Buy one, get one free on breast ops

The Sunday Times Published 15 July 2012 Lois Rogers

COSMETIC surgeons are offering supermarket-style discounts for multiple breast enlargements, nose jobs and fat-removal operations in order to boost business.

Mothers and daughters are among groups of women being attracted by “buy one, get one half-price” style offers. Online shopping carts and time-limited no-refund special offers are also being used.

Alarmed by the trend, specialists from the British Association of Aesthetic Plastic Surgeons have met officials from the General Medical Council (GMC), which sets standards for doctors, to demand greater sanctions to control the practice.

“We are not selling white goods or hairdressing services,” said Nigel Mercer, a former association president and incoming president of the European Association of Societies of Aesthetic Plastic Surgery. “This is unethical and is happening on a huge scale. People should not be touting for business by telling people they will get a discount if they bring their mum or their next-door neighbour along.”

Mercer said clinics, aware that customers are strongly influenced by the views of family and friends, are offering increasingly attractive discounts for women, including mothers and daughters, to generate revenue.
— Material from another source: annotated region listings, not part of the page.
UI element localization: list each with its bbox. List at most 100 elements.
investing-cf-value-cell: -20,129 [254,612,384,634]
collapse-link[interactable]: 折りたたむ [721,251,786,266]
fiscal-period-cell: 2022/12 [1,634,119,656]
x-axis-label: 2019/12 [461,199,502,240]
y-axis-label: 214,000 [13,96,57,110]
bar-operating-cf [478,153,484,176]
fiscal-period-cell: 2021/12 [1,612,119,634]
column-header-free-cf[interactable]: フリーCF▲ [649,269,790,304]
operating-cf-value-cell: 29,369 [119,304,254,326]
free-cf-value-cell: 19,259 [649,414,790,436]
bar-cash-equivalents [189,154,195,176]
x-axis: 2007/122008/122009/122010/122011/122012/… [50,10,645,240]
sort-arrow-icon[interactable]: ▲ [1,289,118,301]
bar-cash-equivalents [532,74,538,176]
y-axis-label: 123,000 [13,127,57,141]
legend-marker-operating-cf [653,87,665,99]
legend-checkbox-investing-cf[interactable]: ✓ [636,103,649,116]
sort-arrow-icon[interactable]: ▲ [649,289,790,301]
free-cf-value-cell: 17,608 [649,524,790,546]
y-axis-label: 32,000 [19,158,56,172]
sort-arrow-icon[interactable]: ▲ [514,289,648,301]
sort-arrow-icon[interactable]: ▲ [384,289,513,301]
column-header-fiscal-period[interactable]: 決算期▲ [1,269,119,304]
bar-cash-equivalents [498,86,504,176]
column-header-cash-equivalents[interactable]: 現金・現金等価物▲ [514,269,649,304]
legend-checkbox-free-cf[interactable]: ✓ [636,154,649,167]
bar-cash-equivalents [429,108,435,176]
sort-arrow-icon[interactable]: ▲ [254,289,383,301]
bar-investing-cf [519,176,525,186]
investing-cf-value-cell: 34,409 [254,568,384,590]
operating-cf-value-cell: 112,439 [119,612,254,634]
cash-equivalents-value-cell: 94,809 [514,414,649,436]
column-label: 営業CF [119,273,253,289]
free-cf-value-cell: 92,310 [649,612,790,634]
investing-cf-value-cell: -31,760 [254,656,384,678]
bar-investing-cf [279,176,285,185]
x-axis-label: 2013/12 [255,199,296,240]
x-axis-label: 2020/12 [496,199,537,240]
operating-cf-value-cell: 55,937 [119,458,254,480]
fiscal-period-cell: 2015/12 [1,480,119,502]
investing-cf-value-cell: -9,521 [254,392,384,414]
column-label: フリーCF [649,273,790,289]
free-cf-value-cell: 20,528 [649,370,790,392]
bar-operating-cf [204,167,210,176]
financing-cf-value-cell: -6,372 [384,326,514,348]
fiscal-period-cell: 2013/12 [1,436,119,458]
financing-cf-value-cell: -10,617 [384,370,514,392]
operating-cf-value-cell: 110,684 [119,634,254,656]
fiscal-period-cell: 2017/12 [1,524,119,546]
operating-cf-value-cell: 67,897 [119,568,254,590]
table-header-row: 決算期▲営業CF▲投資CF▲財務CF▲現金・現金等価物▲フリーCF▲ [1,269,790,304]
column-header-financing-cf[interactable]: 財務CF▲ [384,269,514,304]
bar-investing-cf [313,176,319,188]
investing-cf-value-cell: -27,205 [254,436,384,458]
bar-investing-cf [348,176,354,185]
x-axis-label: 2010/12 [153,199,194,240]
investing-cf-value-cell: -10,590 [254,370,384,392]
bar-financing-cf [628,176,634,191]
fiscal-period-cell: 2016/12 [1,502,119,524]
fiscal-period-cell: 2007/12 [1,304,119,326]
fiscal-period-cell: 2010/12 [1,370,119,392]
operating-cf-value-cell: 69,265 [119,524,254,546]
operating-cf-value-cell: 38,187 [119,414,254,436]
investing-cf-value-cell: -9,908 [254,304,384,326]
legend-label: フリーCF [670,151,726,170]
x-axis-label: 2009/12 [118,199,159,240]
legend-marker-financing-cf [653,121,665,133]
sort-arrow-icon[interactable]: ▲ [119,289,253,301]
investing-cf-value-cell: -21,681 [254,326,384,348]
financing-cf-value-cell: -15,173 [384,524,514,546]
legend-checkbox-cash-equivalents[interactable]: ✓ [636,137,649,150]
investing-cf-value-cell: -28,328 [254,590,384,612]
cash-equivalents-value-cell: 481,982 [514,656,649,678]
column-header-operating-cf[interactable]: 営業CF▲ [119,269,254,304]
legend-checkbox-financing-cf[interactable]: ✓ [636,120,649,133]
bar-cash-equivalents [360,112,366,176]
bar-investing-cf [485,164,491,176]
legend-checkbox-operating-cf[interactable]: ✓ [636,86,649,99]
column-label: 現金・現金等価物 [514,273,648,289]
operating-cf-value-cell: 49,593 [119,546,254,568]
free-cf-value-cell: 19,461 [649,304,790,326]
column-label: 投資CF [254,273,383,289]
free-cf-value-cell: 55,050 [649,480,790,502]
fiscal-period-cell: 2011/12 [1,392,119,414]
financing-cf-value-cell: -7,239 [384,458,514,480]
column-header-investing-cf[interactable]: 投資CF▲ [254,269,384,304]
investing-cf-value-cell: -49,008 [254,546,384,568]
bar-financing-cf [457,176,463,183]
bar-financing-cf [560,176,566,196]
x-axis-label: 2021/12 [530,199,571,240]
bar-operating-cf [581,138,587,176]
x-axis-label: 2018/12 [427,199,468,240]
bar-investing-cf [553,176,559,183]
Janet Webb, 53, from Leyland, Lancashire, an office manager, and her daughter Michelle, a 25-year-old dental nurse, bought “four breast implants for the price of three” by negotiating a more than £400 reduction when they both booked breast-enlargement operations.

“I did ask if we could have a bogof [buy one, get one free] deal, but they said no, although I think they knocked off the cost of one of the actual implants,” said Webb.

The procedure, conducted by a Manchester branch of the Transform clinic chain, cost each woman about £3,500 instead of almost £3,800. Webb insisted the discount had not influenced their decision.

Transform said the number of relatives inquiring about cosmetic procedures together had increased by 26% over the past year. It declined to comment on whether heavy discounting for multiple procedures had contributed to the rise.

Elaine Streeton, 50, a former bank cashier from South Woodham Ferrers, Essex, and her daughter Charlotte, 24, received a £25 discount when they both had laser treatment.

“I don’t think you should have surgical operations just for vanity, but now we have broken the taboo about treatment we may go back,” said Streeton. “Charlotte wants a boob job and a nose job.”

The Streetons’ treatment was carried out by the Harley Medical Group. One of its advertisements says: “Recommend a friend for a surgical procedure and choose from £100 cash, or a £200 discount on a future procedure . . . Your friend will receive £100 off their surgical procedure too.”

Harley Medical Group said demand for treatment by mothers and daughters had risen 12% in the past two years and discount offers were “in keeping with our own ethical standards as well as the guidelines set by the General Medical Council”.

Guidelines on what constitutes an unethical inducement by a doctor to persuade a patient to seek treatment are seen by critics as too vague.

Niall Dickson, chief executive of the GMC, said: “Doctors promoting their services to the public must do so responsibly. We do not specifically prohibit discounts for medical services, but we make clear that in publishing information about their services, doctors must not put pressure on patients to use that service.”

Other clinics are using Amazon-style online “shopping carts” or time-limited no-refund special offers to entice women to select surgical treatments. Sarah Burge, a beautician from St Neots, Cambridgeshire, provides a referral service for cosmetic-surgery clinics and says inquiries from mothers and daughters are common, with special offers often the decisive factor.

“They are being offered Tesco-style two-for-one deals,” she said. “The mother in her forties wants a facelift, and the daughter in her twenties is having a boob job.”

Burge, who receives treatment vouchers for her referrals, said she is saving them so her daughter Poppy, 9, can eventually have a breast enlargement.

Last month, a GP who had branched out into cosmetic work became the first doctor to be found guilty of misconduct for offering discounted cosmetic treatment.

Aamer Khan, who offered three women a £5,100 deal for liposuction fat removal if they agreed to undergo the treatment as a “job lot”, had 10 conditions imposed on his medical practice. He said: “I refute the GMC’s findings and am appealing their decision.”